Even the Christian church used the stones in order to ward off pagan magic. For example, the emerald was made the stone of the Holy Spirit, as it illuminates people according to Christian faith. The amethyst became the symbol for the Holy Mass and was often used as a sparkling, solitary stone on Mass goblets.
The latest variation in our times is the high-vaulted thesis according to certain scientists that ground gemstones enhance the effects of lotions and crèmes. Gemstones have been used for a long time in eye shadow, makeup and powder as little tricks. Micro-fine, ground particles of turquoise or opal ensure that small unevenness is less visible due to the reflection of light. The skin appears smoother and more even than it in actual fact is.

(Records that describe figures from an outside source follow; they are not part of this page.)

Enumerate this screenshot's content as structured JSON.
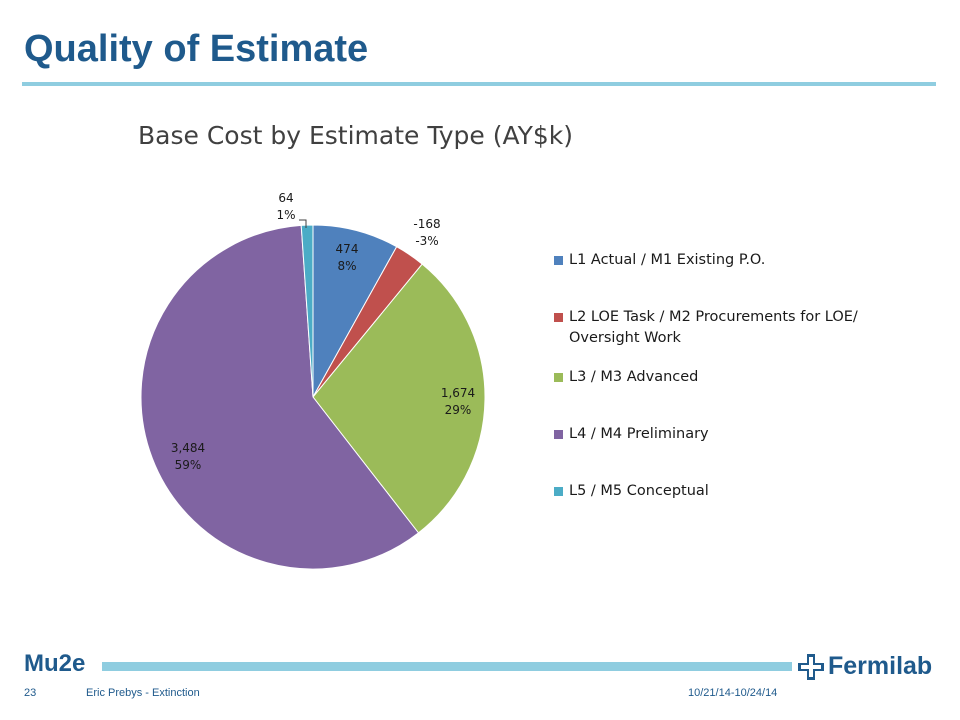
{
  "slide": {
    "title": "Quality of Estimate",
    "page_number": "23",
    "author": "Eric Prebys - Extinction",
    "date": "10/21/14-10/24/14",
    "brand": "Mu2e",
    "logo_text": "Fermilab",
    "logo_icon": "fermilab-logo-icon"
  },
  "colors": {
    "title": "#1f5a8c",
    "rule": "#8fcde0"
  },
  "chart_data": {
    "type": "pie",
    "title": "Base Cost by Estimate Type (AY$k)",
    "legend_position": "right",
    "slices": [
      {
        "label": "L1 Actual / M1 Existing P.O.",
        "value": 474,
        "value_label": "474",
        "percent_label": "8%",
        "color": "#4f81bd"
      },
      {
        "label": "L2 LOE Task / M2 Procurements for LOE/ Oversight Work",
        "value": -168,
        "value_label": "-168",
        "percent_label": "-3%",
        "color": "#c0504d"
      },
      {
        "label": "L3 / M3  Advanced",
        "value": 1674,
        "value_label": "1,674",
        "percent_label": "29%",
        "color": "#9bbb59"
      },
      {
        "label": "L4 / M4 Preliminary",
        "value": 3484,
        "value_label": "3,484",
        "percent_label": "59%",
        "color": "#8064a2"
      },
      {
        "label": "L5 / M5 Conceptual",
        "value": 64,
        "value_label": "64",
        "percent_label": "1%",
        "color": "#4bacc6"
      }
    ]
  }
}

Tourmaline and malachite are said to protect the outermost layer of skin against the penetration of bacteria and also to speed up the production of collagen and elastin fibers. Gemstones have also been used traditionally in dermatology, as it has anti-inflammatory effects and is a perfect carrier medium for active medical agents. This is at least the opinion of the dermatologist Dr. Hans-Peter Schoppelrey from Munich. Cosmetic firms tend to explain the effects on the basis of the energy inherent to gemstones, which one must imagine to be an interaction of color, light and oscillation that can develop its positive effects in cosmetic products also. When ground to form tiny particles, for example, diamonds are perfect for extremely gentle exfoliation, says Dr. George Cloca. He claims that the structure of the skin is improved, blood circulation is better and that small pigment stains and tiny wrinkles have disappeared after micro-exfoliation with diamond. Copper, found for example in green malachite, is important in numerous metabolic processes that are important for our appearance.
The cosmetics industry also hopes to keep the skin looking young using pearl extracts. In addition to important amino acids, pearls contain mineral substances that are seen as significant building blocks for the skin. Fine pearl dust is said to speed up the body’s own production of collagen, which provides cushioning from the inside for wrinkles. Is it all just delusion? After all, science is familiar with the effects of placebos. But whatever it is, the attraction of becoming acquainted with and discovering age-old and often long forgotten practices is what exerts the pull.